Disturbances in the transcription process are involved in many human
illnesses such as cancer, heart disease and various kinds of
inflammation.
The capacity of stem cells to develop into different types of specific
cells with well-defined functions in different organs, is also linked
to how the transcription is regulated. Understanding more about the
transcription process is therefore important for the development of
different therapeutic applications of stem cells.

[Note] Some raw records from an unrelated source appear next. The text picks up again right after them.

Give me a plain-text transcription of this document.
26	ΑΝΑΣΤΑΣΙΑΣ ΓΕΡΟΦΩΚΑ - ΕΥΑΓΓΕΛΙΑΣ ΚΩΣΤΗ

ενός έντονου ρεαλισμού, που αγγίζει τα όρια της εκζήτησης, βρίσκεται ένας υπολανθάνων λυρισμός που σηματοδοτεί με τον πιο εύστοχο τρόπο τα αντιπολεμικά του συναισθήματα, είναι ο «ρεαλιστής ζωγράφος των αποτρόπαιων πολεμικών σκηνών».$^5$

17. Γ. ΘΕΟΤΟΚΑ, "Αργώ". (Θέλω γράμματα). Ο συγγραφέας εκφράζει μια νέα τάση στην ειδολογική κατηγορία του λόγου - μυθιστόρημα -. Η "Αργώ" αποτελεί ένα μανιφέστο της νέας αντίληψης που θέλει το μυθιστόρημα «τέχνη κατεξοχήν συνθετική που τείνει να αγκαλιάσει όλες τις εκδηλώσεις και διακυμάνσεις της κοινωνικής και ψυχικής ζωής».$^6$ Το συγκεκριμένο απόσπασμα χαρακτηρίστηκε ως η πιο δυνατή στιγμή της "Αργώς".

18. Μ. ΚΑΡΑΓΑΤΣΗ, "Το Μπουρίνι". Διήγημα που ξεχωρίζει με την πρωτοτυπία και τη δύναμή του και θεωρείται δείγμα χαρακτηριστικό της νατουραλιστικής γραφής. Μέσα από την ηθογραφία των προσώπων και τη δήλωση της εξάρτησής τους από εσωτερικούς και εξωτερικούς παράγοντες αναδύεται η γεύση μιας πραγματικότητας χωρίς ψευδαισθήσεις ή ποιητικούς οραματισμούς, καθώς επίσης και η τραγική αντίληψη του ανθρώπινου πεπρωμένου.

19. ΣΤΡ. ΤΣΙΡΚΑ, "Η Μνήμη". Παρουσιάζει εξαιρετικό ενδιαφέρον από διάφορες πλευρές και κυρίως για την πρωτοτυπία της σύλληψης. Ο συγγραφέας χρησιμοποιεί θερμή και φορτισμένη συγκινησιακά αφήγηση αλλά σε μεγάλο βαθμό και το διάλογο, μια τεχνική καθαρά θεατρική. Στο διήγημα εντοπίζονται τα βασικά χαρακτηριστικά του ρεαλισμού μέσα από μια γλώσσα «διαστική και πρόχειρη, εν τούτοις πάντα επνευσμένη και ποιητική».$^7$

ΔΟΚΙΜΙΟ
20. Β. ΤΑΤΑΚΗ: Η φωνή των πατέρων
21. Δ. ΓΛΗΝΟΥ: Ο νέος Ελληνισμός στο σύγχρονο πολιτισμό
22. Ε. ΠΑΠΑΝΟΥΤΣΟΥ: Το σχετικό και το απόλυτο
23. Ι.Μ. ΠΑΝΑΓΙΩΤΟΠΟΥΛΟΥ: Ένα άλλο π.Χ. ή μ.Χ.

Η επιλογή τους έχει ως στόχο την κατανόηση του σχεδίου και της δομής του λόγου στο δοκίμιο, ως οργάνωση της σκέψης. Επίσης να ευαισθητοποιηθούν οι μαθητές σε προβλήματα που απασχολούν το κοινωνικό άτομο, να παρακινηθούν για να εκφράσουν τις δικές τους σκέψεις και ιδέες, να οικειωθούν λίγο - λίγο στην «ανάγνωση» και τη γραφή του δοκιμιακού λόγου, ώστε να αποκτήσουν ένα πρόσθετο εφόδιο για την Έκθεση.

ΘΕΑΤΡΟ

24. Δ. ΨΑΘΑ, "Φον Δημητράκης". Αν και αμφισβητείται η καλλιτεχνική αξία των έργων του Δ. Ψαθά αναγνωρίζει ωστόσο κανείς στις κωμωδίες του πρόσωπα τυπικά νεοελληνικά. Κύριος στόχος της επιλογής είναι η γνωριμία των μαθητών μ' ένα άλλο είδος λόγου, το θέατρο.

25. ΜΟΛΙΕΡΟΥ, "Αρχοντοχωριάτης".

Forty-seven years ago, the then twelve-year-old Roger Kornberg came to
Stockholm to see his father, Arthur Kornberg, receive the Nobel Prize
in Physiology or Medicine (1959) for his studies of how genetic
information is transferred from one DNA-molecule to another. Kornberg
senior had described how genetic information is transferred from a
mother cell to its daughters. What Roger Kornberg himself has now done
is to describe how the genetic information is copied from DNA into
what is called messenger-RNA. The messenger-RNA carries the
information out of the cell nucleus so that it can be used to
construct the proteins.
Kornberg's contribution has culminated in his creation of detailed
crystallographic pictures describing the transcription apparatus in
full action in a eukaryotic cell. In his pictures (all of them created
since 2000) we can see the new RNA-strand gradually developing, as
well as the role of several other molecules necessary for the
transcription process. The pictures are so detailed that separate
atoms can be distinguished and this makes it possible to understand
the mechanisms of transcription and how it is regulated.